This analysis is part of this published paper: https://elifesciences.org/articles/77443 (DOI: https://doi.org/10.7554/eLife.77443)
This repository contains transcriptomic data from murine Bone Marrow Derived Macrophages (BMDM's) stimulated with LPS and treated with PBS, Epirubicin and Aclarubicin
All samples were processed the following way:
This quality control is done using the program Fastqc (https://www.bioinformatics.babraham.ac.uk/projects/fastqc/); considering this program produces a report per file, we can also use a program to merge all the reports into one - MultiQC (https://multiqc.info/).
mkdir fastqc_reports
mkdir mQC_reports
fastqc raw/*.txt.gz -o fastqc_reports -t 5
For the alignment steps, we're going to use STAR Alignment (https://github.com/alexdobin/STAR)
First of all, create a new folder to store the genome indexes and also create a shortcut for it:
mkdir gen_index
export gen_index=./gen_index
Then, you can assess it by just using:
cd $gen_index
To align our samples, we need the reference genome indexes, that are just the corresponding reference genome (.fasta) and its corresponding annotation (.gtf). We used the genome and correspondig annotation for the version 89.
wget ftp://ftp.ensembl.org/pub/release-89/fasta/mus_musculus/dna/Mus_musculus.GRCm38.dna.primary_assembly.fa.gz
gunzip Mus_musculus.GRCm38.dna.primary_assembly.fa.gz
wget ftp://ftp.ensembl.org/pub/release-89/gtf/mus_musculus/Mus_musculus.GRCm38.89.gtf.gz
gunzip Mus_musculus.GRCm38.89.gtf.gz
Now that we have the files, we proceed to use STAR with the option of genomeGenerate
STAR --runThreadN 10 --runMode genomeGenerate --genomeDir $gen_index --genomeFastaFiles $gen_index/Mus_musculus.GRCm38.dna.primary_assembly.fa --sjdbGTFfile $gen_index/Mus_musculus.GRCm38.89.gtf
Options explained:
--runThreadN 10
Nr. of Cores used--runMode genomeGenerate
Argument for the program to know what is going to run--genomeDir $gen_index/
Path to the genome indexes--genomeFastaFiles $gen_index/Mus_musculus.GRCm38.dna.primary_assembly.fa
Path to the fasta file of the reference genome--sjdbGTFfile $gen_index/Mus_musculus.GRCm38.89.gtf
Path to the gtf file of the reference genome
Afterwards, you can proceed to the alignment step. We are going to use the program qualimap (http://qualimap.bioinfo.cipf.es/) & the log files of STAR to assess the quality of this step.

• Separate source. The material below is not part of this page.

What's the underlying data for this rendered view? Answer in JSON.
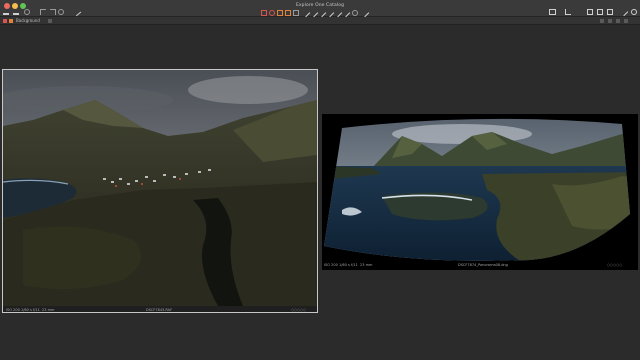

The alignment step will perform a cycle but, before, we need to create the several required folders to store the necessary files:
mkdir aligned
mkdir qualimap_aligned
Now, we go to the directory where the merged files are and proceed with the cycle:
cd raw/
export gen_index=../../gen_index #this step helps in case of using a different window
for f in *.txt.gz;
do STAR --genomeDir $gen_index --readFilesIn $f --readFilesCommand zcat --sjdbGTFfile $gen_index/Mus_musculus.GRCm38.89.gtf --quantMode GeneCounts --runThreadN 24 --outFileNamePrefix ../aligned/"$f"_ --outSAMtype BAM SortedByCoordinate --outReadsUnmapped Fastx;
qualimap rnaseq -bam ../aligned/"$f"_*.bam -gtf $gen_index/Mus_musculus.GRCm38.89.gtf -outdir ../qualimap_aligned/$f --java-mem-size=40G;
rm -rf ../aligned/$f*.bam; done
This cycle will perform the alignment and perform the corresponding report for the BAM file.
After checking the qualimap report and the log.final.out file for each sample if everything went as expected during the alignment, we proceeded to the R Analysis. The steps corresponding to this analysis are stored in the 'R Analysis' folder.